Integration, Inklusion als Identitätsbegegnung, setzt eine Klärung voraus: Wer sind wir selbst? Zu wem kommt ihr hier, und was haben wir euch anzubieten? Willkommenskultur enthält also Elemente eines Willkommensnationalismus: Ja, die nationale Frage bedeutet etwas! Und das Nationale ist dabei gerade nicht die rechthaberische Selbstbehauptung und Abschottung, sondern die Frage nach dem Volk: Wer sind wir, und wer wollen wir sein? Und wer wollt ihr sein, hier bei uns?

Und Fragen...

Die nationale Frage ist also wirklich eine Frage. Was könnt ihr hier bei uns finden, das ihr an anderem Ort nicht findet?

Von hier aus ergibt sich auch ein selbstkritischer Rückblick auf die ›deutsche Frage‹ der Nachkriegszeit. Die nationale Frage wurde zwischen 1945 und 1989 als das Problem der deutschen Einheit verstanden, auch auf der Linken. Einheit und Selbstbestimmung, das hing zusammen. 1989 zeigte sich allerdings, dass staatliche Einheit und Selbstbestimmung auch auseinanderfallen konnten. Die staatliche Einheit kam – aber wie steht es mit der deutschen Selbstbestimmung unter den Bedingungen der kapitalistischen Globalisierung?

Andeutungsweise hatte sich bereits in den 1970er Jahren der Verdacht erhoben, die nationale Frage habe weniger mit nationalen Interessen und staatlichen Grenzen zu tun als mit volklicher Identität: Wer sind wir selbst eigentlich? Allerdings habe auch ich damals die volle Tragweite der Frage nicht erkannt.

Nun aber stellt sich die Frage neu und unüberhörbar. Und zwar als Frage, nicht als Antwort. Das Paradox scheint zu sein, dass wir nur mit einem kulturellen Begegnungsnationalismus jenen anderen, die bei uns leben wollen, näherkommen können. Und dass wir nur damit dem Angstnationalismus der deutschen ›Mühseligen und Beladenen‹ inhaltlich und substantiell entgegenwirken können, ohne sie niederzuschreien.

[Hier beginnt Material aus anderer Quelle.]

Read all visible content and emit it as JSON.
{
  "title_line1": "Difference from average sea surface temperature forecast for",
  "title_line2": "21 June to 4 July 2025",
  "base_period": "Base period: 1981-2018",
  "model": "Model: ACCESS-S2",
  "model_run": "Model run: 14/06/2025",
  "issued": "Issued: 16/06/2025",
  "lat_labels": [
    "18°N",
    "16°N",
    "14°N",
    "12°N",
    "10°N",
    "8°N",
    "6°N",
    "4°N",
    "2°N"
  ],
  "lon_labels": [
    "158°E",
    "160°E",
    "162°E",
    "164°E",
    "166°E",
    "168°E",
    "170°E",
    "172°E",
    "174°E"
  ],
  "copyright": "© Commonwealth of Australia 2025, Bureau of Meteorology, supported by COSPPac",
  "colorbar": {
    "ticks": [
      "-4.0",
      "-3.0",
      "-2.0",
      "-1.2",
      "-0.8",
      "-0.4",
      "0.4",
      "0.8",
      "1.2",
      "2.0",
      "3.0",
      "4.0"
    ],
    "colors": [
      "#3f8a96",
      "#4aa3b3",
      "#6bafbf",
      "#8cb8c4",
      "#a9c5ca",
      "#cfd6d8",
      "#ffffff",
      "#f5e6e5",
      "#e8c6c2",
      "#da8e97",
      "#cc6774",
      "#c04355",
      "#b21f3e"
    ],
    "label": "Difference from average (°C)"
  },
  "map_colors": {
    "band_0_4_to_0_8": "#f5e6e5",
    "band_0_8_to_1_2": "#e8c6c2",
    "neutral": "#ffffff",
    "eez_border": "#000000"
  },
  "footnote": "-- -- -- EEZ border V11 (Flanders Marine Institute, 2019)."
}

Friedrich Nietzsche stellte einmal fest: Es kennzeichne die Deutschen, dass bei ihnen die Frage ›Was ist deutsch?‹ niemals ausstürbe. Das wird oft kritisch zitiert, als eine Abweisung jener wunderlichen Frage. Aber sollte diese Frage vielleicht nicht nur eine Belastung, sondern in der gegenwärtigen Herausforderung geradezu die Chance sein?

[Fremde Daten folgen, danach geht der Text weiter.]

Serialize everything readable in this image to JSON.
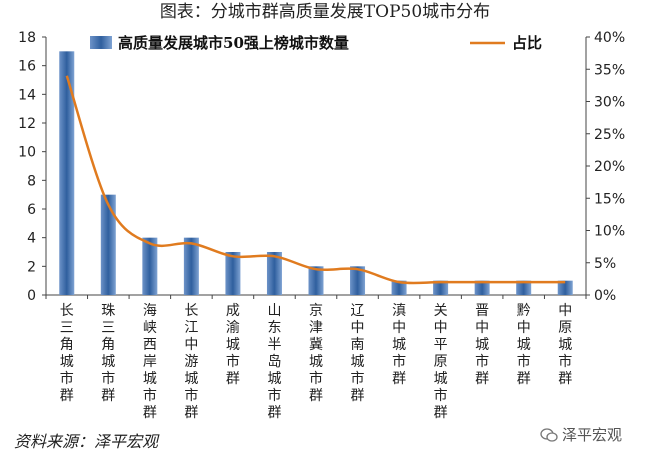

Das alles ist keineswegs nur eine Frage luftiger Philosophie. Es wird konkret in der Begegnung, insofern diese über die Deckung basaler Grundbedürfnisse hinausgeht (und auch die sind kulturell). Das offenbart sich – gewissermassen ›materiell‹ – nicht zuletzt in der sprachlichen Begegnung. Wir wollen und müssen einander sprachlich verstehen. Sprache lernen wir aber am besten durch Singen, insbesondere durch Gemeinschaftsgesang. So geschieht es zum Beispiel in Dänemark. http://www.dr.dk/nyheder/regionale/midtvest/faellessang-skaber-faellesskab-blandt-flygtninge

Das bedeutet nicht, dass sich die Probleme des Kulturzusammenstosses wegsingen ließen. Aber in der Begegnung wird die Frage konkret an uns zurückgegeben: Wer sind wir? Und welche unserer Lieder wollen wir in Deutschland gemeinsam mit jenen singen, die aus Syrien oder Libyen zu uns flüchten? Auf dass auch wir ihre Lieder kennen und singen und lieben lernen?